Juha also points out that monitoring indicators do not explain the causalities nor the conditions under which certain initiatives and interventions produce desired outcomes, or do not. Evaluation is needed to provide a rigorous analysis of the underlying context, conditions, interlinkages and emerging properties that help us understand what works, how, under what conditions and for whom. At the same time, we must delink evaluation from being seen as purely an accountability tool imposed by donors and others with power. It is essential to promote national and local ownership for evaluation for it to effectively feed into policies, strategies and decision-making.

Ms. Nancy MacPherson advocates for near-real time feedback both for monitoring and evaluation, supported by the power of new ICT technology and big data – though we still need to figure out how to use it. We need to make more good use of monitoring, which should feed into evaluation to understand more in real time and be able to draw conclusions and feed information back into the programs. Hence, a near-real-time monitoring & monitoring-informed evaluation.

Saleemul Huq would want to focus on long-term M&E systems with the initial period being to set up baselines, and in the early years practicing learning-by-doing approaches in which the first few years focusing more on "Learning" rather than "Evaluating". Hence what is needed is a "Monitoring, Learning and Evaluation" (MLE) on a decadal scale basis rather than merely an "M&E" program. A network of existing knowledge institutes could lead the development of the system and initial methodologies, to be linked to national government systems.

End Note

Further M&E capacity development at various levels, the identification of new, innovative and adaptive M&E approaches, development of robust evidence / baseline data and long-term monitoring efforts feeding into learning, were mentioned by many as efforts worth spending part of the 200 million US Dollars on. Though a good number of respondents also agreed that a good chunk of the money needs to be spent on developing an enabling environment for M&E and learning, and incentives for governments and national institutions to adopt new approaches.

My feeling is that a lot of the focus is perhaps on the supply side – how to include people, how to develop, present and share evaluative evidence, whereas we already do generate a lot of evidence and it might be good to look at whether (and if so, why) demand for evidence-based information lags behind supply.

Some wonder whether all of this requires new money, or whether it is more a shift in mind set, organizational practices and the way existing resources are used.

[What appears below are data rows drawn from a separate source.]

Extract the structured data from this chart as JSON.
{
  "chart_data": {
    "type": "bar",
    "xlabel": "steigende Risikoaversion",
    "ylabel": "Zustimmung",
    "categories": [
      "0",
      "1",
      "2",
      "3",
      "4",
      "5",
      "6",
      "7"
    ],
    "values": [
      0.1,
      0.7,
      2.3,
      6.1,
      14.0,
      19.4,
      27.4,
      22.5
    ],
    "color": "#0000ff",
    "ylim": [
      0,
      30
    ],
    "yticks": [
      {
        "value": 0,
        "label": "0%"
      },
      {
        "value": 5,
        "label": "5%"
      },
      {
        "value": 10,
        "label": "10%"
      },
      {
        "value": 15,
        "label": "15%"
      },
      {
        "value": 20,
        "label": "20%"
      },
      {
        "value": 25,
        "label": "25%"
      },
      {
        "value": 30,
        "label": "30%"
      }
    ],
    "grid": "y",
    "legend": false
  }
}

The shift in itself will perhaps be harder, though in the long run it will be a prerequisite for the further adoption of new developments.  

You can also wonder whether this should be seen as one big an initiative that would be designed based on the elements pointed out by the respondents, or rather opt for several smaller initiatives.

I think I would opt for a selection of smaller, interrelated initiatives. These should be part of a pathway of change aimed at both capacity development, mind-set shift and a shift in how M&E and learning are financed. So yes, we perhaps need ‘new money' to advance M&E and to foster a necessary mindset shift that will eventually result in smarter use of existing funds.

The reader might have noticed that most of the feedback received came from female colleagues (ie. many good women and a few good men), while the question was sent to an equal amount of male and female M&E professionals. We all know that women make better leaders, and the strategic nature of the question might explain why female colleagues felt more compelled to share their thoughts. It might also be that the answers to the question focuses on transformational change, empowerment and collaboration – traits traditionally associated with women.

Reference: UN, 2014. World Urbanization Prospects.